Nose: Surprisingly shy straight out of the bottle taking a little time in the glass to unravel. Cured meats, ham hock and boiled vegetables sit with prominent damp cardboard and wallpaper paste. Running throughout, brine and a combination of tarriness and medicinal wipes. These expand with resting to take on ointment, bandages and green peppers. Reduction highlights brackish pond water and even more moist paper matter – papier mache.
Taste: A bigger and bolder arrival which offers good impact – a building wave of flavour which erupts and concentrates. First open, burning logs, then tarriness with bitumen and felt. The development moves through brine and salt into kelp before heading to the hospital with floor cleaners and a tang of grapefruit pith. The back palate has meatiness from BBQ and additional road surfacing elements alongside fire hearths. The addition of water reveals ashiness and pepperiness, but also a touch of raw oak in the back-palate.

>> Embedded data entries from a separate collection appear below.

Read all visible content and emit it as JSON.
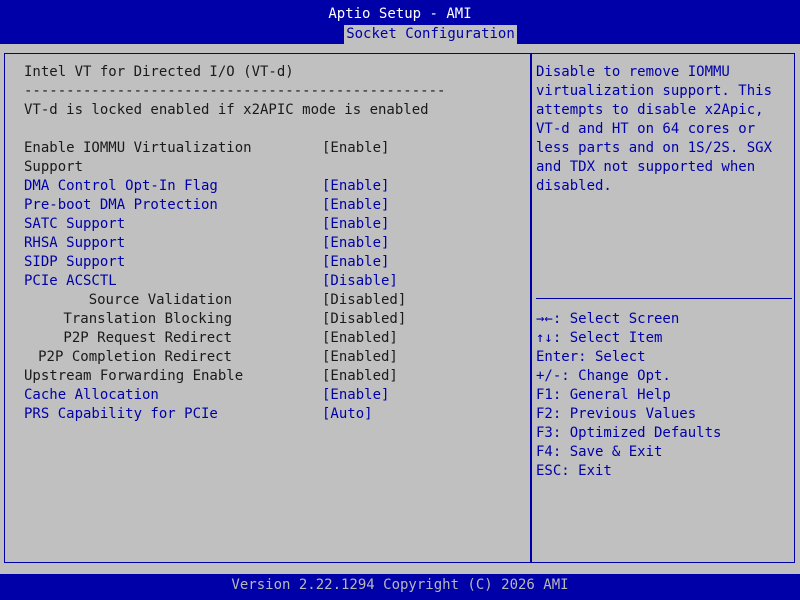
{
  "header": {
    "app_title": "Aptio Setup - AMI",
    "active_tab": "Socket Configuration"
  },
  "main": {
    "section_title": "Intel VT for Directed I/O (VT-d)",
    "separator": "--------------------------------------------------",
    "note": "VT-d is locked enabled if x2APIC mode is enabled",
    "items": [
      {
        "label": "Enable IOMMU Virtualization",
        "label2": "Support",
        "value": "[Enable]"
      },
      {
        "label": "DMA Control Opt-In Flag",
        "value": "[Enable]"
      },
      {
        "label": "Pre-boot DMA Protection",
        "value": "[Enable]"
      },
      {
        "label": "SATC Support",
        "value": "[Enable]"
      },
      {
        "label": "RHSA Support",
        "value": "[Enable]"
      },
      {
        "label": "SIDP Support",
        "value": "[Enable]"
      },
      {
        "label": "PCIe ACSCTL",
        "value": "[Disable]"
      },
      {
        "label": "Source Validation",
        "value": "[Disabled]"
      },
      {
        "label": "Translation Blocking",
        "value": "[Disabled]"
      },
      {
        "label": "P2P Request Redirect",
        "value": "[Enabled]"
      },
      {
        "label": "P2P Completion Redirect",
        "value": "[Enabled]"
      },
      {
        "label": "Upstream Forwarding Enable",
        "value": "[Enabled]"
      },
      {
        "label": "Cache Allocation",
        "value": "[Enable]"
      },
      {
        "label": "PRS Capability for PCIe",
        "value": "[Auto]"
      }
    ]
  },
  "help": {
    "description": [
      "Disable to remove IOMMU",
      "virtualization support. This",
      "attempts to disable x2Apic,",
      "VT-d and HT on 64 cores or",
      "less parts and on 1S/2S. SGX",
      "and TDX not supported when",
      "disabled."
    ],
    "keys": [
      "→←: Select Screen",
      "↑↓: Select Item",
      "Enter: Select",
      "+/-: Change Opt.",
      "F1: General Help",
      "F2: Previous Values",
      "F3: Optimized Defaults",
      "F4: Save & Exit",
      "ESC: Exit"
    ]
  },
  "footer": {
    "version": "Version 2.22.1294 Copyright (C) 2026 AMI"
  },
  "colors": {
    "background": "#c0c0c0",
    "accent_blue": "#0000a8",
    "text_dark": "#1a1a1a",
    "footer_text": "#b8b8b8"
  }
}
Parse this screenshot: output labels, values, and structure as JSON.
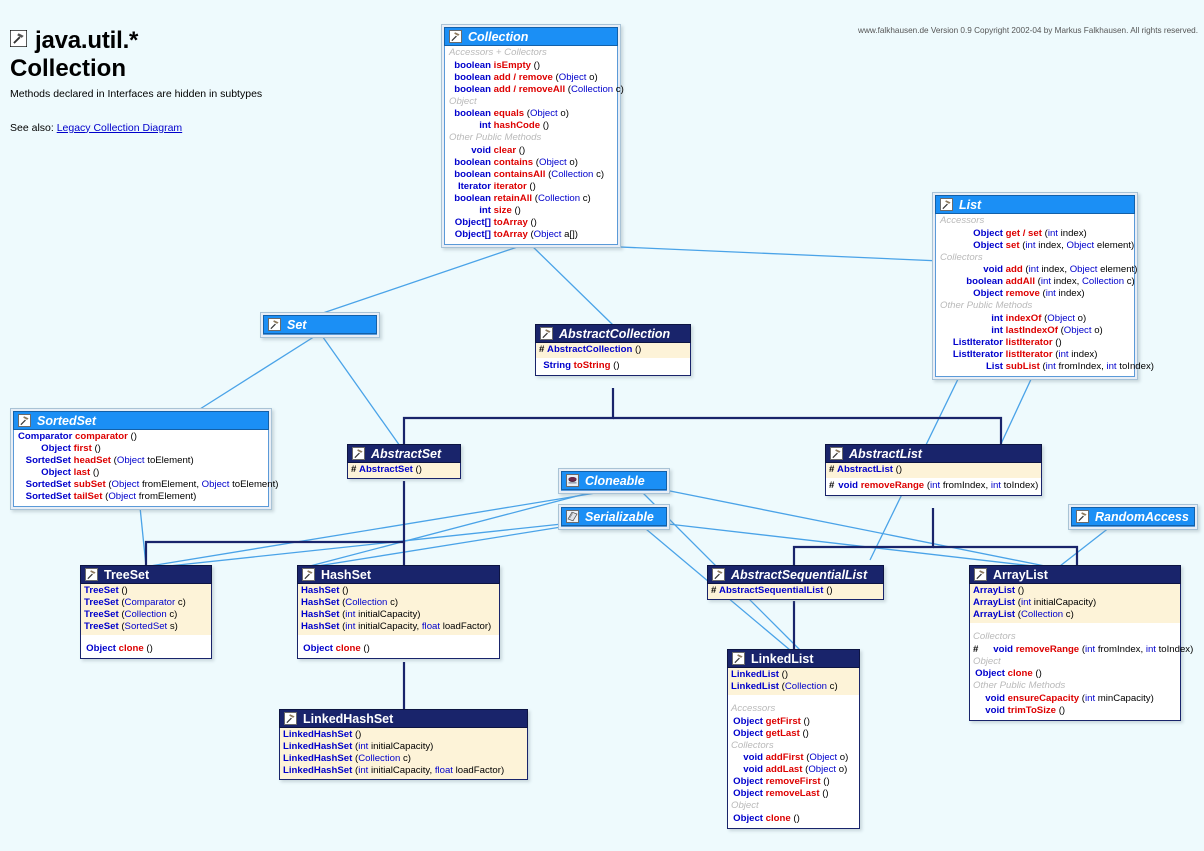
{
  "header": {
    "icon": "interface-hammer-icon",
    "title_line1": "java.util.*",
    "title_line2": "Collection",
    "subtitle": "Methods declared in Interfaces are hidden in subtypes",
    "see_also_label": "See also:",
    "see_also_link": "Legacy Collection Diagram"
  },
  "copyright": "www.falkhausen.de Version 0.9 Copyright 2002-04 by Markus Falkhausen. All rights reserved.",
  "colors": {
    "background": "#eefafd",
    "interface_header": "#1b8ff5",
    "class_header": "#19246b",
    "constructor_band": "#fdf3d8",
    "return_type": "#0000cc",
    "method_name": "#dd0000",
    "group_label": "#b9b9b9",
    "inherit_line": "#19246b",
    "implement_line": "#4aa3e8"
  },
  "boxes": {
    "collection": {
      "name": "Collection",
      "kind": "interface",
      "icon": "interface-hammer-icon",
      "rows": [
        {
          "t": "group",
          "text": "Accessors + Collectors"
        },
        {
          "t": "m",
          "ret": "boolean",
          "name": "isEmpty",
          "params": ""
        },
        {
          "t": "m",
          "ret": "boolean",
          "name": "add / remove",
          "params": "(Object o)"
        },
        {
          "t": "m",
          "ret": "boolean",
          "name": "add / removeAll",
          "params": "(Collection c)"
        },
        {
          "t": "group",
          "text": "Object"
        },
        {
          "t": "m",
          "ret": "boolean",
          "name": "equals",
          "params": "(Object o)"
        },
        {
          "t": "m",
          "ret": "int",
          "name": "hashCode",
          "params": ""
        },
        {
          "t": "group",
          "text": "Other Public Methods"
        },
        {
          "t": "m",
          "ret": "void",
          "name": "clear",
          "params": ""
        },
        {
          "t": "m",
          "ret": "boolean",
          "name": "contains",
          "params": "(Object o)"
        },
        {
          "t": "m",
          "ret": "boolean",
          "name": "containsAll",
          "params": "(Collection c)"
        },
        {
          "t": "m",
          "ret": "Iterator",
          "name": "iterator",
          "params": ""
        },
        {
          "t": "m",
          "ret": "boolean",
          "name": "retainAll",
          "params": "(Collection c)"
        },
        {
          "t": "m",
          "ret": "int",
          "name": "size",
          "params": ""
        },
        {
          "t": "m",
          "ret": "Object[]",
          "name": "toArray",
          "params": ""
        },
        {
          "t": "m",
          "ret": "Object[]",
          "name": "toArray",
          "params": "(Object a[])"
        }
      ]
    },
    "list": {
      "name": "List",
      "kind": "interface",
      "icon": "interface-hammer-icon",
      "rows": [
        {
          "t": "group",
          "text": "Accessors"
        },
        {
          "t": "m",
          "ret": "Object",
          "name": "get / set",
          "params": "(int index)"
        },
        {
          "t": "m",
          "ret": "Object",
          "name": "set",
          "params": "(int index, Object element)"
        },
        {
          "t": "group",
          "text": "Collectors"
        },
        {
          "t": "m",
          "ret": "void",
          "name": "add",
          "params": "(int index, Object element)"
        },
        {
          "t": "m",
          "ret": "boolean",
          "name": "addAll",
          "params": "(int index, Collection c)"
        },
        {
          "t": "m",
          "ret": "Object",
          "name": "remove",
          "params": "(int index)"
        },
        {
          "t": "group",
          "text": "Other Public Methods"
        },
        {
          "t": "m",
          "ret": "int",
          "name": "indexOf",
          "params": "(Object o)"
        },
        {
          "t": "m",
          "ret": "int",
          "name": "lastIndexOf",
          "params": "(Object o)"
        },
        {
          "t": "m",
          "ret": "ListIterator",
          "name": "listIterator",
          "params": ""
        },
        {
          "t": "m",
          "ret": "ListIterator",
          "name": "listIterator",
          "params": "(int index)"
        },
        {
          "t": "m",
          "ret": "List",
          "name": "subList",
          "params": "(int fromIndex, int toIndex)"
        }
      ]
    },
    "set": {
      "name": "Set",
      "kind": "interface",
      "icon": "interface-hammer-icon",
      "rows": []
    },
    "sortedset": {
      "name": "SortedSet",
      "kind": "interface",
      "icon": "interface-hammer-icon",
      "rows": [
        {
          "t": "m",
          "ret": "Comparator",
          "name": "comparator",
          "params": ""
        },
        {
          "t": "m",
          "ret": "Object",
          "name": "first",
          "params": ""
        },
        {
          "t": "m",
          "ret": "SortedSet",
          "name": "headSet",
          "params": "(Object toElement)"
        },
        {
          "t": "m",
          "ret": "Object",
          "name": "last",
          "params": ""
        },
        {
          "t": "m",
          "ret": "SortedSet",
          "name": "subSet",
          "params": "(Object fromElement, Object toElement)"
        },
        {
          "t": "m",
          "ret": "SortedSet",
          "name": "tailSet",
          "params": "(Object fromElement)"
        }
      ]
    },
    "cloneable": {
      "name": "Cloneable",
      "kind": "interface",
      "icon": "cloneable-stamp-icon",
      "rows": []
    },
    "serializable": {
      "name": "Serializable",
      "kind": "interface",
      "icon": "serializable-disk-icon",
      "rows": []
    },
    "randomaccess": {
      "name": "RandomAccess",
      "kind": "interface",
      "icon": "interface-hammer-icon",
      "rows": []
    },
    "abstractcollection": {
      "name": "AbstractCollection",
      "kind": "class",
      "icon": "class-hammer-icon",
      "ctors": [
        {
          "t": "c",
          "mod": "#",
          "name": "AbstractCollection",
          "params": "()"
        }
      ],
      "methods": [
        {
          "t": "m",
          "ret": "String",
          "name": "toString",
          "params": ""
        }
      ]
    },
    "abstractset": {
      "name": "AbstractSet",
      "kind": "class",
      "icon": "class-hammer-icon",
      "ctors": [
        {
          "t": "c",
          "mod": "#",
          "name": "AbstractSet",
          "params": "()"
        }
      ],
      "methods": []
    },
    "abstractlist": {
      "name": "AbstractList",
      "kind": "class",
      "icon": "class-hammer-icon",
      "ctors": [
        {
          "t": "c",
          "mod": "#",
          "name": "AbstractList",
          "params": "()"
        }
      ],
      "methods": [
        {
          "t": "m",
          "mod": "#",
          "ret": "void",
          "name": "removeRange",
          "params": "(int fromIndex, int toIndex)"
        }
      ]
    },
    "abstractsequentiallist": {
      "name": "AbstractSequentialList",
      "kind": "class",
      "icon": "class-hammer-icon",
      "ctors": [
        {
          "t": "c",
          "mod": "#",
          "name": "AbstractSequentialList",
          "params": "()"
        }
      ],
      "methods": []
    },
    "treeset": {
      "name": "TreeSet",
      "kind": "class",
      "icon": "class-hammer-icon",
      "ctors": [
        {
          "t": "c",
          "name": "TreeSet",
          "params": "()"
        },
        {
          "t": "c",
          "name": "TreeSet",
          "params": "(Comparator c)"
        },
        {
          "t": "c",
          "name": "TreeSet",
          "params": "(Collection c)"
        },
        {
          "t": "c",
          "name": "TreeSet",
          "params": "(SortedSet s)"
        }
      ],
      "methods": [
        {
          "t": "m",
          "ret": "Object",
          "name": "clone",
          "params": ""
        }
      ]
    },
    "hashset": {
      "name": "HashSet",
      "kind": "class",
      "icon": "class-hammer-icon",
      "ctors": [
        {
          "t": "c",
          "name": "HashSet",
          "params": "()"
        },
        {
          "t": "c",
          "name": "HashSet",
          "params": "(Collection c)"
        },
        {
          "t": "c",
          "name": "HashSet",
          "params": "(int initialCapacity)"
        },
        {
          "t": "c",
          "name": "HashSet",
          "params": "(int initialCapacity, float loadFactor)"
        }
      ],
      "methods": [
        {
          "t": "m",
          "ret": "Object",
          "name": "clone",
          "params": ""
        }
      ]
    },
    "linkedhashset": {
      "name": "LinkedHashSet",
      "kind": "class",
      "icon": "class-hammer-icon",
      "ctors": [
        {
          "t": "c",
          "name": "LinkedHashSet",
          "params": "()"
        },
        {
          "t": "c",
          "name": "LinkedHashSet",
          "params": "(int initialCapacity)"
        },
        {
          "t": "c",
          "name": "LinkedHashSet",
          "params": "(Collection c)"
        },
        {
          "t": "c",
          "name": "LinkedHashSet",
          "params": "(int initialCapacity, float loadFactor)"
        }
      ],
      "methods": []
    },
    "linkedlist": {
      "name": "LinkedList",
      "kind": "class",
      "icon": "class-hammer-icon",
      "ctors": [
        {
          "t": "c",
          "name": "LinkedList",
          "params": "()"
        },
        {
          "t": "c",
          "name": "LinkedList",
          "params": "(Collection c)"
        }
      ],
      "methods": [
        {
          "t": "group",
          "text": "Accessors"
        },
        {
          "t": "m",
          "ret": "Object",
          "name": "getFirst",
          "params": ""
        },
        {
          "t": "m",
          "ret": "Object",
          "name": "getLast",
          "params": ""
        },
        {
          "t": "group",
          "text": "Collectors"
        },
        {
          "t": "m",
          "ret": "void",
          "name": "addFirst",
          "params": "(Object o)"
        },
        {
          "t": "m",
          "ret": "void",
          "name": "addLast",
          "params": "(Object o)"
        },
        {
          "t": "m",
          "ret": "Object",
          "name": "removeFirst",
          "params": ""
        },
        {
          "t": "m",
          "ret": "Object",
          "name": "removeLast",
          "params": ""
        },
        {
          "t": "group",
          "text": "Object"
        },
        {
          "t": "m",
          "ret": "Object",
          "name": "clone",
          "params": ""
        }
      ]
    },
    "arraylist": {
      "name": "ArrayList",
      "kind": "class",
      "icon": "class-hammer-icon",
      "ctors": [
        {
          "t": "c",
          "name": "ArrayList",
          "params": "()"
        },
        {
          "t": "c",
          "name": "ArrayList",
          "params": "(int initialCapacity)"
        },
        {
          "t": "c",
          "name": "ArrayList",
          "params": "(Collection c)"
        }
      ],
      "methods": [
        {
          "t": "group",
          "text": "Collectors"
        },
        {
          "t": "m",
          "mod": "#",
          "ret": "void",
          "name": "removeRange",
          "params": "(int fromIndex, int toIndex)"
        },
        {
          "t": "group",
          "text": "Object"
        },
        {
          "t": "m",
          "ret": "Object",
          "name": "clone",
          "params": ""
        },
        {
          "t": "group",
          "text": "Other Public Methods"
        },
        {
          "t": "m",
          "ret": "void",
          "name": "ensureCapacity",
          "params": "(int minCapacity)"
        },
        {
          "t": "m",
          "ret": "void",
          "name": "trimToSize",
          "params": ""
        }
      ]
    }
  }
}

Finish: Medium to long, tarry and with lemon-soaked oysters and yet more damp cardboard.
Whilst it would be unfair to describe this young Laphroaig as ‘undercooked’, there’s nevertheless a lack of precision and the character that sub-10 year old Laphroaig is capable of producing. I’ve seen plenty of fuss about this bottling from preview tastings early in the week – and I’m honestly confused as to why (beyond a die-hard predilection for distillery #29). Damp cardboard syndrome™ runs throughout and whilst it doesn’t spoil the overall character of the whisky, it certainly detracts from it.